Berechnungsgrundlage für Geldauflagen bundesweit geändert

Der Bundestag hat die Höchstgrenze für die Berechnung von Geldauflagen und Geldstrafen versechsfacht. Das trifft besonders Spitzenverdiener. Seit 1975 war der Wert unverändert geblieben.
Nach dem im Parlament verabschiedeten Gesetz steigt der Höchstsatz für Geldstrafen von 5.000 Euro auf 30.000 Euro.

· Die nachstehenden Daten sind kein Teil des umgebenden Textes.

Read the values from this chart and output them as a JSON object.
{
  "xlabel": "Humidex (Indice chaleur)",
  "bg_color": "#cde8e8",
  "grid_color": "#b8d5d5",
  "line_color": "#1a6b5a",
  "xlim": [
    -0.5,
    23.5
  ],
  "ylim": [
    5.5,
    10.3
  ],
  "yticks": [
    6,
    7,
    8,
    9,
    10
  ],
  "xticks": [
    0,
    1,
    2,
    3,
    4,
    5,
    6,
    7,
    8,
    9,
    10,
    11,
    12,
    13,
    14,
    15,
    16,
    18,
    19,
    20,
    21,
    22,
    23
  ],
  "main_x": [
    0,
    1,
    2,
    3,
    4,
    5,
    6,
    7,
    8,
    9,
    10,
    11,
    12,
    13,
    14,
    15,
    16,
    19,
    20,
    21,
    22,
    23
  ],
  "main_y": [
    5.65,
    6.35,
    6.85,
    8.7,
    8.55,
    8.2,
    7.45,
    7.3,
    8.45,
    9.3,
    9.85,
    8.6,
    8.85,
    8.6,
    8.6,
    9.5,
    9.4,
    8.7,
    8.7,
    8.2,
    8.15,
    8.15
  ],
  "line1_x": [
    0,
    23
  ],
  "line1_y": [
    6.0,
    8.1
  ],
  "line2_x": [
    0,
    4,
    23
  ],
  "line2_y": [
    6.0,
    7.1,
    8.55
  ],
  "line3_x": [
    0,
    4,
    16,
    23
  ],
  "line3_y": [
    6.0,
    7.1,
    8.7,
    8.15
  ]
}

Da sich der Betrag mit der Anzahl der verhängten Tagessätze multipliziert (maximal 720) kann die Geldauflage eines Spitzenverdieners künftig 21,6 Mio. Euro erreichen. Damit können Gerichte und Staatsanwaltschaften Topverdiener zu höheren Geldauflagen verpflichten. Der Bundestag hatte während der Beratungen die ursprünglich vorgesehene Obergrenze von 20.000 Euro nochmals erhöht.

Mit dem Gesetz soll sichergestellt werden, dass in Zukunft insbesondere bei Steuer- und Wirtschaftsstrafsachen Beschuldigte oder Verurteilte entsprechend ihrer Vermögenssituation höher belangt werden können. In einigen abgeschlossenen Verfahren war die bisherige "Deckelung" auf 3,6 Mio. Euro immer wieder kritisiert worden, so z. B. bei der Einstellung des Verfahrens  gegen den Deutsche Bank-Chef Josef Ackermann im sog. "Mannesmannverfahren".
Die Zahl der Tagessätze richtet sich nach dem Unrechts- und Schuldgehalt einer Tat. Gerichte und Staatsanwaltschaften können maximal 360, bei mehreren Taten 720 Tagessätze verhängen. Der Tagessatz entspricht in der Regel dem Nettoeinkommen, das ein Beschuldigter oder Verurteilter pro Tag hat. Bei einem wegen Steuerhinterziehung belangten Spitzenmanager mit einem Jahresnettoeinkommen von sechs Mio. Euro steigt der Tagessatz auf 16.667 Euro. Wird er zu 300 Tagessätzen verurteilt, müsste der Spitzenverdiener fünf Mio. Euro zahlen. Bisher kam er mit 1,5 Millionen davon. Verhängt ein Richter oder Staatsanwaltschaft gegen dieselbe Person in zwei aufeinander folgenden Jahren eine Strafe wegen Steuerhinterziehung, sind 450 Tagessätze möglich. Das wären 7,5 Mio. Euro statt bisher 2,25 Millionen.
Wie das Statistische Bundesamt ermittelte, hat sich die Zahl der Personen, die täglich mehr als 5.000 Euro verdienen, in den vergangenen Jahrzehnten mehr als verachtfacht.